A final chapter on the disappeared children of Salvador tries, and to a considerable extent succeeds, in giving us a history of human rights efforts to find and demand justice for the children disappeared during the war, including prominently the work of La Asociación pro Búsqueda de Niñas y Niños Desaparecidos. This is a real service, because that group’s careful work in documenting the fates of children in the post-war period, and their meticulous work in helping communities—and families on both sides of the adopter/lost child divide—become reconciled in the aftermath of the conflict has been little documented by historians and scholars. We have a great deal from and about Argentina’s Abuelas de Plaza de Maya, but aside from Pro Búsqueda’s own books, in Spanish, there is nothing about the comparable (and almost certainly much larger) effort in Salvador.

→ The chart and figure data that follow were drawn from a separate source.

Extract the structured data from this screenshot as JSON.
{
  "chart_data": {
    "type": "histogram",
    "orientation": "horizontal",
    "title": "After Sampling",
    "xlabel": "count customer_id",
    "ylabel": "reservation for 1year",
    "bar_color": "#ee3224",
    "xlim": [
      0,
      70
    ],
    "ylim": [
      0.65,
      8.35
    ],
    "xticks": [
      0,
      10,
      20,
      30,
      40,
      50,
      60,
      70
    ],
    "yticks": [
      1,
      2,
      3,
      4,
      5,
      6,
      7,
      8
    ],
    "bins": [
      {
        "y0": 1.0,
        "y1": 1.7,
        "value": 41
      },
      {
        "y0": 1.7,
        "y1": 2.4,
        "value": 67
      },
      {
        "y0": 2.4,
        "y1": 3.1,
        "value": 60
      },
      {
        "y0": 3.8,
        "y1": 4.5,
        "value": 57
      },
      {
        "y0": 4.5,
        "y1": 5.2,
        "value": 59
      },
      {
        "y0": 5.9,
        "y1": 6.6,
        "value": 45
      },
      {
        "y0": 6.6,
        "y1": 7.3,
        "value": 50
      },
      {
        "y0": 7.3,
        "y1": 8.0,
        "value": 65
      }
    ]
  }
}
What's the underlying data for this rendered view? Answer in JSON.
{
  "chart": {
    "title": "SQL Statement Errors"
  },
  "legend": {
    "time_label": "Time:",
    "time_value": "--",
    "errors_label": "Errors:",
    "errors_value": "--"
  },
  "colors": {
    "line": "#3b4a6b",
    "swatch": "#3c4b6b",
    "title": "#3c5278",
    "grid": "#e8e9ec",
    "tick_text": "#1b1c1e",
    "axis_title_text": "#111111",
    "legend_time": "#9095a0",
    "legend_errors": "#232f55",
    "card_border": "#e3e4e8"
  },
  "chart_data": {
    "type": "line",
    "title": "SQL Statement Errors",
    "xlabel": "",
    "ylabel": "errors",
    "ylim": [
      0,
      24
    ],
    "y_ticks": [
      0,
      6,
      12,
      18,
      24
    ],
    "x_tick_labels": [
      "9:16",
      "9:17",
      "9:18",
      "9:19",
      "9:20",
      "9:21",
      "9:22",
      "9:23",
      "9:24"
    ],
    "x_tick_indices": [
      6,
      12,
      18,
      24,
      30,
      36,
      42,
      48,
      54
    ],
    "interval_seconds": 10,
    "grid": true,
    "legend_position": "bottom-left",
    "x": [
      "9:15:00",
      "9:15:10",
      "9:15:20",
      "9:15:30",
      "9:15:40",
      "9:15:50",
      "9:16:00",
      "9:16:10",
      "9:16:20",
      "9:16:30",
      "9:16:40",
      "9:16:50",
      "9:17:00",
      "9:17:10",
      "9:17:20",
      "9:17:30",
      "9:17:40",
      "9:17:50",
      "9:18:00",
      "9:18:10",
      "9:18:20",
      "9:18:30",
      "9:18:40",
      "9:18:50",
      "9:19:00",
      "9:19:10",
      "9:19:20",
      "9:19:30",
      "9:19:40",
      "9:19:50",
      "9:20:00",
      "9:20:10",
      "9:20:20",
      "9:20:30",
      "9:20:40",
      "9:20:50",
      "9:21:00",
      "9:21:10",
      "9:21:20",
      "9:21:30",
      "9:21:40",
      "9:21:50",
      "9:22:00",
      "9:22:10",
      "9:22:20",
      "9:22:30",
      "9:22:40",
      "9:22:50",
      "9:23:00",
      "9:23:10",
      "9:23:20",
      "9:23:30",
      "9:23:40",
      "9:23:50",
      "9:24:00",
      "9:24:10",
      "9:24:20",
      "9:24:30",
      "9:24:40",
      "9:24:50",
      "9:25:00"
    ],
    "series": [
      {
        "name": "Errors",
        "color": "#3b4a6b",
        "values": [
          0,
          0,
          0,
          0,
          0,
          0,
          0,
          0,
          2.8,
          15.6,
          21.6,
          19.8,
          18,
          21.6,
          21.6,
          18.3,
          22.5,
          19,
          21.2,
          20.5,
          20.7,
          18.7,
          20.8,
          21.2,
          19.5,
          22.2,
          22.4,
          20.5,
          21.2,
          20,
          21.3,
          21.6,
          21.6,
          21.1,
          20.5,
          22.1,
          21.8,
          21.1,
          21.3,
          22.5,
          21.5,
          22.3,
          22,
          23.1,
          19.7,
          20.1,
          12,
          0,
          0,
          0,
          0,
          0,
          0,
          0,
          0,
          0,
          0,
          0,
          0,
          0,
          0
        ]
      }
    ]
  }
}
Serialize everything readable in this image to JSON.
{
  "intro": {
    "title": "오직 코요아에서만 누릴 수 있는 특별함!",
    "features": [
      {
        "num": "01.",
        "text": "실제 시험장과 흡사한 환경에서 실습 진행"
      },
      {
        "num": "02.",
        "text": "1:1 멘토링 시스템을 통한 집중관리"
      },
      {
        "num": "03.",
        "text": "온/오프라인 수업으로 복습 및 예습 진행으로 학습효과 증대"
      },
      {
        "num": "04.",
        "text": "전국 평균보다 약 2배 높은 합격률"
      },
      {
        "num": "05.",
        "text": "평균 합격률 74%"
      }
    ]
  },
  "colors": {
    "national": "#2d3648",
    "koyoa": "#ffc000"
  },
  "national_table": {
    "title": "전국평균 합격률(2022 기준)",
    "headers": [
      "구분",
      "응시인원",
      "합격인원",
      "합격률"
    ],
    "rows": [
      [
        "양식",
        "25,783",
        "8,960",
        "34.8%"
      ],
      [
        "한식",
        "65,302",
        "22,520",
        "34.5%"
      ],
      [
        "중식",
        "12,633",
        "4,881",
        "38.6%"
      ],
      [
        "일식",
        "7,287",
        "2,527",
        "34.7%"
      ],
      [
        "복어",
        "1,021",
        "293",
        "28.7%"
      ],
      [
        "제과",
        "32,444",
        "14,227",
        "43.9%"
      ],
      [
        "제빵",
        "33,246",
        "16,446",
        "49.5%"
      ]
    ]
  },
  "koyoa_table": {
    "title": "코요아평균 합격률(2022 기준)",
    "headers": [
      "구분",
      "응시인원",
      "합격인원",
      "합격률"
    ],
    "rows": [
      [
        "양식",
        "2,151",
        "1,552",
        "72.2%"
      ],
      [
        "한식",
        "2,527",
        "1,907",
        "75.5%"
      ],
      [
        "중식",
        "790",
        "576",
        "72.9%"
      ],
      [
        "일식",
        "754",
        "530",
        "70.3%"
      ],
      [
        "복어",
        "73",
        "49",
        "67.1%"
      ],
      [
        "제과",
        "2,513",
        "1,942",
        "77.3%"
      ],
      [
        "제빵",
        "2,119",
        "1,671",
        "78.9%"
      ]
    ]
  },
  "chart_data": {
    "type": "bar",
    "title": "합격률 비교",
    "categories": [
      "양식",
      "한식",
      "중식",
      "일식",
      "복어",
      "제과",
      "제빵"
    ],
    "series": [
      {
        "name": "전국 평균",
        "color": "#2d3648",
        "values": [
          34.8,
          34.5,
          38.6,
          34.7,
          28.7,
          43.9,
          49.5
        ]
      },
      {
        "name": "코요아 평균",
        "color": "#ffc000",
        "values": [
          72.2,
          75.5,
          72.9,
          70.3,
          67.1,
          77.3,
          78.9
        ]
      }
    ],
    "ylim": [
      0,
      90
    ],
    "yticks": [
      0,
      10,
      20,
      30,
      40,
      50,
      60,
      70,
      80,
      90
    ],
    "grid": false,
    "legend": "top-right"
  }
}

The greatest contribution of this book, though, aside from the fact that the Ward’s and Escobar/Coto’s families’ stories are compelling in their own right, is the telling of an ultimately courageous narrative about what is possible in the aftermath of atrocious human rights violations in Central America. Not just gangs of torturers, mafias of demobilized militaries, the victories of neoliberalism, and mass migration, but rich, complex lives marked by possibility and—if one can say it without being trite—healing.

The other thing it does is make us aware of how incredibly, depressingly limited the conversation about adoption usually is. Families in the U.S. regularly confess in online adoption forums that they adopt from overseas to avoid the “problem” of birth families. In fact, much of the policy discussion of adoption continues to insist that the whole subject is about “orphans,” as if by pretending that adoptable children have no parents the parents can be made to not exist. What if, instead, we imagined that it really is possible—not always but sometimes—to have rich, meaningful, and sustaining relationships between adoptive families and birth families?